# ABT's and First LOL cook - lessons learned



## dave from mesa (Mar 25, 2010)

Well did our first ever leg of lamb smoke. I boned it, first for this also. Marinated if for 2 days (1st mistake) in EVOO, S&P, kufta spice (middle eastern spice), rosemary and a bunch of garlic. 
Smoker at 225 (2nd mistake) and it cooked for 3 hrs.
In the mean time did up some ABT's. No after pics, sorry.

http://s10.photobucket.com/albums/a142/dmsjas/?action=view&current=IMG_0065.jpg

LOL ready to go in the smoker.

http://s10.photobucket.com/albums/a142/dmsjas/?action=view&current=IMG_0068.jpg

Finished and out of the smoker. Wrapped it in foil and rolled it up in a big blanket. Didn't have a cooler available so just put it on the counter.

http://s10.photobucket.com/albums/a142/dmsjas/?action=view&current=IMG_0069.jpg

Sliced and ready to go. Came out a little short of medium and real juicy.

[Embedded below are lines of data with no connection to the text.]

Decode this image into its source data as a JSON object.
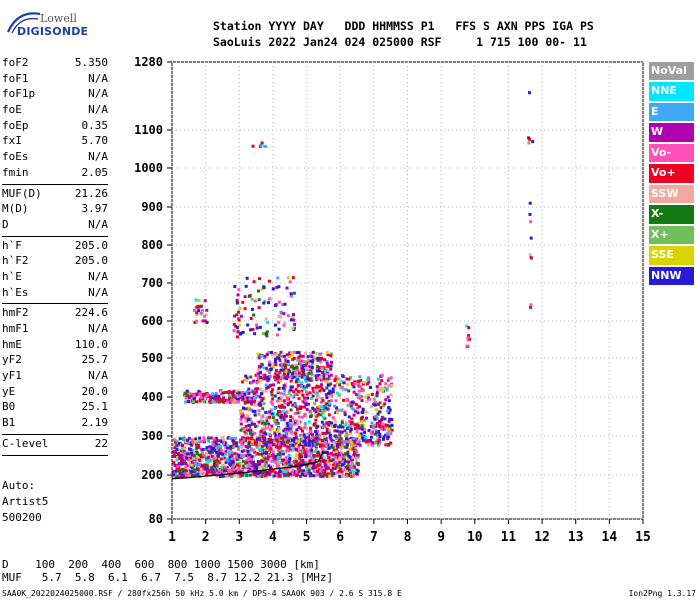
{
  "logo": {
    "line1": "Lowell",
    "line2": "DIGISONDE"
  },
  "header": {
    "line1": "Station YYYY DAY   DDD HHMMSS P1   FFS S AXN PPS IGA PS",
    "line2": "SaoLuis 2022 Jan24 024 025000 RSF     1 715 100 00- 11"
  },
  "params": {
    "group1": [
      {
        "key": "foF2",
        "value": "5.350"
      },
      {
        "key": "foF1",
        "value": "N/A"
      },
      {
        "key": "foF1p",
        "value": "N/A"
      },
      {
        "key": "foE",
        "value": "N/A"
      },
      {
        "key": "foEp",
        "value": "0.35"
      },
      {
        "key": "fxI",
        "value": "5.70"
      },
      {
        "key": "foEs",
        "value": "N/A"
      },
      {
        "key": "fmin",
        "value": "2.05"
      }
    ],
    "group2": [
      {
        "key": "MUF(D)",
        "value": "21.26"
      },
      {
        "key": "M(D)",
        "value": "3.97"
      },
      {
        "key": "D",
        "value": "N/A"
      }
    ],
    "group3": [
      {
        "key": "h`F",
        "value": "205.0"
      },
      {
        "key": "h`F2",
        "value": "205.0"
      },
      {
        "key": "h`E",
        "value": "N/A"
      },
      {
        "key": "h`Es",
        "value": "N/A"
      }
    ],
    "group4": [
      {
        "key": "hmF2",
        "value": "224.6"
      },
      {
        "key": "hmF1",
        "value": "N/A"
      },
      {
        "key": "hmE",
        "value": "110.0"
      },
      {
        "key": "yF2",
        "value": "25.7"
      },
      {
        "key": "yF1",
        "value": "N/A"
      },
      {
        "key": "yE",
        "value": "20.0"
      },
      {
        "key": "B0",
        "value": "25.1"
      },
      {
        "key": "B1",
        "value": "2.19"
      }
    ],
    "group5": [
      {
        "key": "C-level",
        "value": "22"
      }
    ]
  },
  "auto": {
    "line1": "Auto:",
    "line2": "Artist5",
    "line3": "500200"
  },
  "legend": [
    {
      "label": "NoVal",
      "color": "#9e9e9e"
    },
    {
      "label": "NNE",
      "color": "#00e5ff"
    },
    {
      "label": "E",
      "color": "#3fa9f5"
    },
    {
      "label": "W",
      "color": "#b000b0"
    },
    {
      "label": "Vo-",
      "color": "#ff4fb8"
    },
    {
      "label": "Vo+",
      "color": "#ee0022"
    },
    {
      "label": "SSW",
      "color": "#f4a9a0"
    },
    {
      "label": "X-",
      "color": "#137a13"
    },
    {
      "label": "X+",
      "color": "#6fbf5a"
    },
    {
      "label": "SSE",
      "color": "#d9d400"
    },
    {
      "label": "NNW",
      "color": "#2a1ad8"
    }
  ],
  "footer": {
    "line1": "D    100  200  400  600  800 1000 1500 3000 [km]",
    "line2": "MUF   5.7  5.8  6.1  6.7  7.5  8.7 12.2 21.3 [MHz]",
    "line3": "SAA0K_2022024025000.RSF / 280fx256h 50 kHz 5.0 km / DPS-4 SAA0K 903 / 2.6 S 315.8 E",
    "version": "Ion2Png 1.3.17"
  },
  "chart_data": {
    "type": "scatter",
    "x_ticks": [
      "1",
      "2",
      "3",
      "4",
      "5",
      "6",
      "7",
      "8",
      "9",
      "10",
      "11",
      "12",
      "13",
      "14",
      "15"
    ],
    "y_ticks": [
      "80",
      "200",
      "300",
      "400",
      "500",
      "600",
      "700",
      "800",
      "900",
      "1000",
      "1100",
      "1280"
    ],
    "xlim": [
      1,
      15
    ],
    "ylim": [
      80,
      1280
    ],
    "y_scale": "nonlinear (ionogram virtual height)",
    "grid": "dotted",
    "legend_position": "right",
    "trace_x": [
      1,
      1.5,
      2,
      2.5,
      3,
      3.5,
      4,
      4.5,
      5,
      5.35,
      5.5
    ],
    "trace_y": [
      190,
      193,
      197,
      201,
      205,
      210,
      215,
      220,
      227,
      235,
      260
    ],
    "clusters": [
      {
        "x": [
          1.0,
          6.5
        ],
        "y": [
          200,
          300
        ],
        "n": 1400
      },
      {
        "x": [
          3.0,
          7.5
        ],
        "y": [
          280,
          460
        ],
        "n": 1000
      },
      {
        "x": [
          1.3,
          3.5
        ],
        "y": [
          390,
          420
        ],
        "n": 180
      },
      {
        "x": [
          3.5,
          5.7
        ],
        "y": [
          450,
          520
        ],
        "n": 260
      },
      {
        "x": [
          2.8,
          4.6
        ],
        "y": [
          560,
          720
        ],
        "n": 100
      },
      {
        "x": [
          1.6,
          2.0
        ],
        "y": [
          600,
          660
        ],
        "n": 25
      },
      {
        "x": [
          3.3,
          3.8
        ],
        "y": [
          1060,
          1070
        ],
        "n": 6
      },
      {
        "x": [
          9.7,
          9.8
        ],
        "y": [
          530,
          630
        ],
        "n": 10
      },
      {
        "x": [
          11.5,
          11.7
        ],
        "y": [
          640,
          1210
        ],
        "n": 14
      }
    ]
  }
}
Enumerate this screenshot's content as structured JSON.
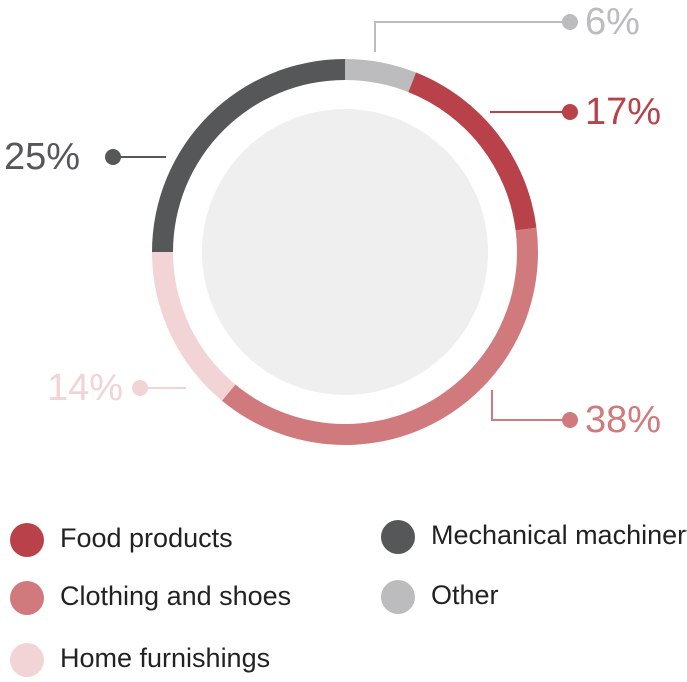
{
  "chart_data": {
    "type": "donut",
    "categories": [
      "Other",
      "Food products",
      "Clothing and shoes",
      "Home furnishings",
      "Mechanical machinery"
    ],
    "values": [
      6,
      17,
      38,
      14,
      25
    ],
    "value_labels": [
      "6%",
      "17%",
      "38%",
      "14%",
      "25%"
    ],
    "colors": [
      "#bcbcbe",
      "#b9424a",
      "#d07a7e",
      "#f2d4d6",
      "#555759"
    ]
  }
}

http://s10.photobucket.com/albums/a142/dmsjas/?action=view&current=IMG_0072.jpg

Next time I am only going to use marinade for over night. Meat seemed a little soft.
I will also cook it a a higher temp, maybe 250.
Friends that came for dinner are not big lamb fans but said I could make that for them anytime so I guess it wasn't too bad.

Well thanks for looking and any suggestions would be appreciated.


----------



## rdknb (Mar 25, 2010)

Well to me if the people eating it liked it then it was a job well done, so well done


----------



## smokin relaxin steve (Mar 25, 2010)

looks good to me... i have only done lamb on the rotisserie though... want to try it smoked sometime this summer...


----------



## roller (Mar 25, 2010)

I am not a big lamb eater, but that looks real good...


----------



## rbranstner (Mar 25, 2010)

I love lamb on my smoker!!!! Good job.


----------



## northern greenhorn (Mar 25, 2010)

Looks great, if they really don't like lamb, and said they'd eat it again, then you did something right


----------



## acemakr (Mar 25, 2010)

What NG said.....


----------



## chuckrinwv (Mar 25, 2010)

looks really good to me.  I haven't tried cooking lamb, can't say I have ate a lot of it.  but for some reason, I am thinking this weekend, I will be smoking some.  I see several recipes for marinates but no one mentions what flavor smoke.   

Any suggestions would be apreciated.   

Thanks in advance


----------



## dave from mesa (Mar 25, 2010)

I used Apple. 
Forgot to put that in my original post.


----------



## fire it up (Mar 25, 2010)

Looks good from here.
Thinking about picking up a leg, they are going on sale for $1.99lb tomorrow.


----------